Comme annoncé, le plus populaire et le talentueux des cinq athlètes représentant la délégation haïtienne aux Jeux de Londres, Samyr lainé s’est hissé en finale dans l’épreuve du triple saut en prenant la sixième place du groupe A lors de la première série des 1/2 finales avec un saut de 16m81 suffisant pour ravir la finale devant Dmitry Platnitski du Bélarus (16m62) qui s’est également qualifié.
Le Français, Benjamin Compaore (17m06) a mis tout le monde d’accord en s’adjugeant la première place suivant de près l’Italien, Daniele Greco (17m).
Toujours est-il, la délégation haïtienne peut encore espérer une médaille. Pour concrétiser ce rêve, Lainé doit être encore beaucoup plus performant ce jeudi.  

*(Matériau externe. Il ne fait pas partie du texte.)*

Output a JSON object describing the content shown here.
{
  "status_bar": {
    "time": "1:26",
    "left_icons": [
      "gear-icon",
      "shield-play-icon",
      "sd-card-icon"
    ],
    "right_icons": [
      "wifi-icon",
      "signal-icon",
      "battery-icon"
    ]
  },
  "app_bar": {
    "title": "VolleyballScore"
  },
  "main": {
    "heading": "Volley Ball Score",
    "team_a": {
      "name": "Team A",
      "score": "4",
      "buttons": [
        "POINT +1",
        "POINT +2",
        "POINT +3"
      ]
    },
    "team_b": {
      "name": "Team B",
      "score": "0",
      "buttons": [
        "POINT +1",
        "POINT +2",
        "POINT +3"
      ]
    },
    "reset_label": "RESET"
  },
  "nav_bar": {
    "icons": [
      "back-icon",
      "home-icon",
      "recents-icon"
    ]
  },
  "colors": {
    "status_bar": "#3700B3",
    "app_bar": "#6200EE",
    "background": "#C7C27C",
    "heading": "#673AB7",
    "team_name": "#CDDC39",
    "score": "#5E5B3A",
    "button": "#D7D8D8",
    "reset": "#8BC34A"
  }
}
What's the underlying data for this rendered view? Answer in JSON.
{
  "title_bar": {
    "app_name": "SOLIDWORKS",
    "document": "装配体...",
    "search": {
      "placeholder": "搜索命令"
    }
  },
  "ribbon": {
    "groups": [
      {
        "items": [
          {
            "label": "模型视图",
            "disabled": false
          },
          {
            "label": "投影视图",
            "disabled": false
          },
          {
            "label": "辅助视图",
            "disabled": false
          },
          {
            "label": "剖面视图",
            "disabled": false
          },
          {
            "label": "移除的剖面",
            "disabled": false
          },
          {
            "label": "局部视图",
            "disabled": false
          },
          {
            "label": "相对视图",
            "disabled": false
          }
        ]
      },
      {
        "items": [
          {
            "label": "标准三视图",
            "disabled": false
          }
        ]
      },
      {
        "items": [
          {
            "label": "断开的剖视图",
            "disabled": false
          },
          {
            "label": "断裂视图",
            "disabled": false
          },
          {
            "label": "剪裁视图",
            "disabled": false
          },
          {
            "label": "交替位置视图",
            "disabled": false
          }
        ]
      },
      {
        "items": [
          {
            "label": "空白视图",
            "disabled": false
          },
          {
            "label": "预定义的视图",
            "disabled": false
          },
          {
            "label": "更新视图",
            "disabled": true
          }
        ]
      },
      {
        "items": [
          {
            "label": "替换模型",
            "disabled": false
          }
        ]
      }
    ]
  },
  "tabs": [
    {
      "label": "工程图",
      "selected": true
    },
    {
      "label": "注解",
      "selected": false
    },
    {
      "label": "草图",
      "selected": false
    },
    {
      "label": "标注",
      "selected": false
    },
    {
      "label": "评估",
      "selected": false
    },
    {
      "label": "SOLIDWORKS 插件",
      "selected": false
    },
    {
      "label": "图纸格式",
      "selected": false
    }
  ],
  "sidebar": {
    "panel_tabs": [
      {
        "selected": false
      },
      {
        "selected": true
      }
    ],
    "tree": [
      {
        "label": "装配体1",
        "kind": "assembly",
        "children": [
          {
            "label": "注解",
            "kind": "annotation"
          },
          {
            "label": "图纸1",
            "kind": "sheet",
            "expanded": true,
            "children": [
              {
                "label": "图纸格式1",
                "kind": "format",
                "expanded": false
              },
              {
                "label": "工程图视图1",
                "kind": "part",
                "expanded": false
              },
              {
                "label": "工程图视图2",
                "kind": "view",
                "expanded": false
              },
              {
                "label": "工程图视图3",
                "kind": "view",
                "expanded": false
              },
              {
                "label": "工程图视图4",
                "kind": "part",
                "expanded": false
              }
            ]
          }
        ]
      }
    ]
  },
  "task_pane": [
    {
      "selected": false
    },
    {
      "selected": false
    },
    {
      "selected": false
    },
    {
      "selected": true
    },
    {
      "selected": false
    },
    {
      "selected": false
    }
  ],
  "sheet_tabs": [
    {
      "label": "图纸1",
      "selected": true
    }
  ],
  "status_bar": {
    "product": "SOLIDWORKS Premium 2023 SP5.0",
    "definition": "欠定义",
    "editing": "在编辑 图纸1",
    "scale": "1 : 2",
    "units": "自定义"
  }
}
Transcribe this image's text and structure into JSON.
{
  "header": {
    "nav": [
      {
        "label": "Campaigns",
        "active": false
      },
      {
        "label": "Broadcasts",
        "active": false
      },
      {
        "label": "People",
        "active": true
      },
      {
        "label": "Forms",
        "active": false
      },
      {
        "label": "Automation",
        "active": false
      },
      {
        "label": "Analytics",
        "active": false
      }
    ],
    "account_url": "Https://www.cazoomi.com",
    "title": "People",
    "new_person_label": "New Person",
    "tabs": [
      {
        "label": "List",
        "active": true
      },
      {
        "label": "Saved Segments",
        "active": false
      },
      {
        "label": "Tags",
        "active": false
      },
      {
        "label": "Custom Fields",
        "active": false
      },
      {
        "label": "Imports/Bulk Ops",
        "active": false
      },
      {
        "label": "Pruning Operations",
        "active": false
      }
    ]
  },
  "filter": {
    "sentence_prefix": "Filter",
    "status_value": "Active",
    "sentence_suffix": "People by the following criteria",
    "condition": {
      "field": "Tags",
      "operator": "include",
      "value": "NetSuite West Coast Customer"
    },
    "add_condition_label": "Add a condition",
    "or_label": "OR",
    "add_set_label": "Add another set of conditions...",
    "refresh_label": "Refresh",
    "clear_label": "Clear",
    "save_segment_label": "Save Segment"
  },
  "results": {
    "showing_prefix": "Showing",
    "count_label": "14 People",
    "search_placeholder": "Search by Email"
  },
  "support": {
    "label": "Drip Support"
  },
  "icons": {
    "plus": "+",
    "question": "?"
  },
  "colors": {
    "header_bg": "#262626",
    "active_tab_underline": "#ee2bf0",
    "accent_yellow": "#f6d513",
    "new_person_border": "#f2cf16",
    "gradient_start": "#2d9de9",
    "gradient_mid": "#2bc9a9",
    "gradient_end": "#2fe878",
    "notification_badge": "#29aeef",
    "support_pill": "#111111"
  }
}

Voici à présent, les douze athlètes qui disputeront la finale du triple saut jeudi à compter de 2h20 PM:  Tosin Oke du Nigéria, Fabrizio Donato de l’Italie, Benjamin Compaore de la France, Samyr Lainé d’Haïti, Alexis Copello de Cuba, Dmitry Platnitski du Bélarus, Daniele Greco de l’Italie, Christian Taylor des USA, Lyukman Adams de la Russie, William Claye des USA, Bin Dong de la Chine et Leevan Sands des Bahamas.
En revanche, après respectivement Linouse Desravines en judo (-52 kilos), Marlena Wesh (athlétisme, 200 et 400m), Moïse Joseph (800m) et Jeffrey Julmis (110m/haies), la délégation haïtienne a perdu un nouvel athlète dans les Jeux Olympiques de Londres lundi matin. Il s’agit de Jeffrey Julmis en (110m/haies). Julmis a terminé avant-dernier lors des ¼ de finale de la cinquième série avec un chrono de 13’’87, laquelle a été remportée par l’Américain Aries Merritt (13’’07), le Barbadien, Ryan Brathwaite (13’’23), le Chinois, Wenjun Xie (13’’43). L’Italien, Emanuele Abate (13’’46) et le Jamaïcain, Richards Phillips (13’’47) sont également qualifiés pour les ½ finales en raison de leur meilleur temps.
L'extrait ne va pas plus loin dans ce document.